The annual Christmas Bird Count has been going on for more than 40 years in Bemidji. The bird count is a census that is used for bird conservation. Volunteers met early Saturday morning at the Minnesota Nice Café and split into groups of three. The aim is to gather data on birds and species of birds seen within a seven-and-a-half mile radius or a 15-mile diameter circle around the city.

“It’s one of the longest running bird conservation data sets on species numbers overall and how bird populations are doing,” said Jaime Thibodeaux, who serves on the Mississippi Headwaters Audubon Society Board of Directors. “And it’s been used to track not only bird population, but how bird population are doing as relates to climate change and other changes seen within the environment.”

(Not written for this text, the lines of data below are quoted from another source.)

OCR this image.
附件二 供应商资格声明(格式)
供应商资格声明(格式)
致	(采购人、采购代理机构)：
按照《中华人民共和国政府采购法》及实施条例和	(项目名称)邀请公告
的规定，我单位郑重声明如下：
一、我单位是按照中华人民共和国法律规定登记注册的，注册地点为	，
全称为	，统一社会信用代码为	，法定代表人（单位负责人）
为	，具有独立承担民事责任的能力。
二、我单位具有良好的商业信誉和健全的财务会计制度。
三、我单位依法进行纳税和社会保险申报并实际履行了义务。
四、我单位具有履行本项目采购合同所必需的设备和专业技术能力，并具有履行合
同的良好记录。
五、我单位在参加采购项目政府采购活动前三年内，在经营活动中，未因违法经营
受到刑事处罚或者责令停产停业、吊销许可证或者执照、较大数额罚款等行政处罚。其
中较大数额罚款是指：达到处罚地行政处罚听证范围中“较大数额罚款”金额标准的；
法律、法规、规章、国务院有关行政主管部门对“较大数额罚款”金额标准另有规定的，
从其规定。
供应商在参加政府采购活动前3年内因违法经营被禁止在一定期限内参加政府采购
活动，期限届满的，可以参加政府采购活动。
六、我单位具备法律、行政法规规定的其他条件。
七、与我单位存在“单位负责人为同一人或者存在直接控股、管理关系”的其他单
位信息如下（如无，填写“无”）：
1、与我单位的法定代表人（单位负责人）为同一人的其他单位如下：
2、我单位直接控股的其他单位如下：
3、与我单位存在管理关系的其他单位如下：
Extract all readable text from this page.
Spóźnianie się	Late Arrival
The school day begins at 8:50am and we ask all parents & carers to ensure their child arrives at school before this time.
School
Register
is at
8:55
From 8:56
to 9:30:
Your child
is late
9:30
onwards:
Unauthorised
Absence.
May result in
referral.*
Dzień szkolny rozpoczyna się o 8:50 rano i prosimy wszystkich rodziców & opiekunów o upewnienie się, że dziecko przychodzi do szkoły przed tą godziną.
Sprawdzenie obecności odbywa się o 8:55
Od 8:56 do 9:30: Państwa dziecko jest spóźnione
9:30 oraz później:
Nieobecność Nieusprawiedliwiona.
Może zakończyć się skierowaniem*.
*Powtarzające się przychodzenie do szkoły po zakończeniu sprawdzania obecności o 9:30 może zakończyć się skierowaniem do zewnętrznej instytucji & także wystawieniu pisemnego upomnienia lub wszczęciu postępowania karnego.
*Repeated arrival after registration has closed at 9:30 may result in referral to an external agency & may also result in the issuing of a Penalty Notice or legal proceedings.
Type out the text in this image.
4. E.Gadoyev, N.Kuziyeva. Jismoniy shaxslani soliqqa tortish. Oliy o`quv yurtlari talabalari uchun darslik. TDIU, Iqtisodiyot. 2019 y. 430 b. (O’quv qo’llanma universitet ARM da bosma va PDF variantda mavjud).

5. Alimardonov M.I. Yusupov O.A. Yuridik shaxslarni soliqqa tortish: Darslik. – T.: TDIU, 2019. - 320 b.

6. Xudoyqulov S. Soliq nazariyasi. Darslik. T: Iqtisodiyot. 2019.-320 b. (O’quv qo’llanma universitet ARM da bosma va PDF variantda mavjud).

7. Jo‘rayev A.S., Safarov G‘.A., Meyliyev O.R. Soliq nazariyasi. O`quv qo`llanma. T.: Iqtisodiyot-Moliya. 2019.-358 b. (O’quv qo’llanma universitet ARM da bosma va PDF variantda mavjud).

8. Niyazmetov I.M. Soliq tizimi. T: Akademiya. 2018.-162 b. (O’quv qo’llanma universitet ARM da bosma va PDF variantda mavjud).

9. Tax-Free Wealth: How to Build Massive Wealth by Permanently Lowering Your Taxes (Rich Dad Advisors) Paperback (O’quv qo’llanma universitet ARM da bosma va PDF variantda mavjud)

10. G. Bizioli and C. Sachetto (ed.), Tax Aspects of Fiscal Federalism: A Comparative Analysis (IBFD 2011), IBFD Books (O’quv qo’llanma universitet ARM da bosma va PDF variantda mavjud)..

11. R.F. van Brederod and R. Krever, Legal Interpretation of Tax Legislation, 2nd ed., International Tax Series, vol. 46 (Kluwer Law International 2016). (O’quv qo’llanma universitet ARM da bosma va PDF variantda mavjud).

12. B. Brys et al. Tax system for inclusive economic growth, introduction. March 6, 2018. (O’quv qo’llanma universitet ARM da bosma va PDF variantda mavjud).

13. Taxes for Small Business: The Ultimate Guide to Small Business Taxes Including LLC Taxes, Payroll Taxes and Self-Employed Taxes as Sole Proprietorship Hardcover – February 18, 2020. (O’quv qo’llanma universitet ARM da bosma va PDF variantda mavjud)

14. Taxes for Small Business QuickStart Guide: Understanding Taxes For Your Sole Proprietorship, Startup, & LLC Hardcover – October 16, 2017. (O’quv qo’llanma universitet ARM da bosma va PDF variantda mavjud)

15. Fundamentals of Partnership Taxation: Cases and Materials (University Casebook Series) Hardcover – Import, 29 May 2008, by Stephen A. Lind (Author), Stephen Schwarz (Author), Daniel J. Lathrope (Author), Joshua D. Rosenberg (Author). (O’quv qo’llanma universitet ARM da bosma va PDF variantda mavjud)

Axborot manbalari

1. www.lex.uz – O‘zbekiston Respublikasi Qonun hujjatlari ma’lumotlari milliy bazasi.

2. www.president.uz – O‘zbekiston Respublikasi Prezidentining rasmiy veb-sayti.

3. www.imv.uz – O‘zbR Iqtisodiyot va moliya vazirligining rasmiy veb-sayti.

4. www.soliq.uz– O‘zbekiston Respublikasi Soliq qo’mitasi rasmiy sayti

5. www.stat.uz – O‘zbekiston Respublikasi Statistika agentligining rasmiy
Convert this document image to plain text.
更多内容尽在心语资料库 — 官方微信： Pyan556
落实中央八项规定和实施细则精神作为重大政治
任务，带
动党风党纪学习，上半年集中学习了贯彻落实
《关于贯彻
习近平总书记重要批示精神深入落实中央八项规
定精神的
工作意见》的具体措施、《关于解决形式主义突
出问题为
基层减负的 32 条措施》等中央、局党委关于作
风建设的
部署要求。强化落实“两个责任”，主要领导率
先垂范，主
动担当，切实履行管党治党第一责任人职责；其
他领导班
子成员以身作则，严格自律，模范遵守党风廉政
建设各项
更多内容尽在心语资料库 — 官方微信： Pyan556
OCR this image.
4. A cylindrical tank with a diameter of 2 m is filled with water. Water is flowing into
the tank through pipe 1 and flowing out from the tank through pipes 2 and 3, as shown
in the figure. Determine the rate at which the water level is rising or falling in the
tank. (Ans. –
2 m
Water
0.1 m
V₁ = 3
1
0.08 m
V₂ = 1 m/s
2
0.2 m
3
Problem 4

The idea to count birds across the world came from an Audubon group in New England in the 1900s. It originated as an effort to protect birds.

“Replacing a tradition of these hunts called ‘side hunts,’ they were hunts to recreationally hunt birds and someone came up with the tradition of counting them instead,” Thibodeaux said.

This year, participants in the Christmas Bird Counts didn’t see any many birds as last year. They say the cold weather and the limited open water played a factor in the decrease of birds.

“Mainly what we’ve been seeing are the chickadees, nuthatches, blue jays, a few finches, a lot of the birds that would normally be here in winter, like winter finches, have stayed up in Canada this year because there was an abundant corn crop in the Boreal Forest of Canada. So, it’s been a kind of a tough year to find birds in the winter,” said Doug Johnson, a participant of the Christmas Bird count.

There were 26 species in total counted and two new birds were recorded for the count, the red-winged blackbird and a brown thrasher. The Christmas Bird count is the longest running citizen science survey in the world.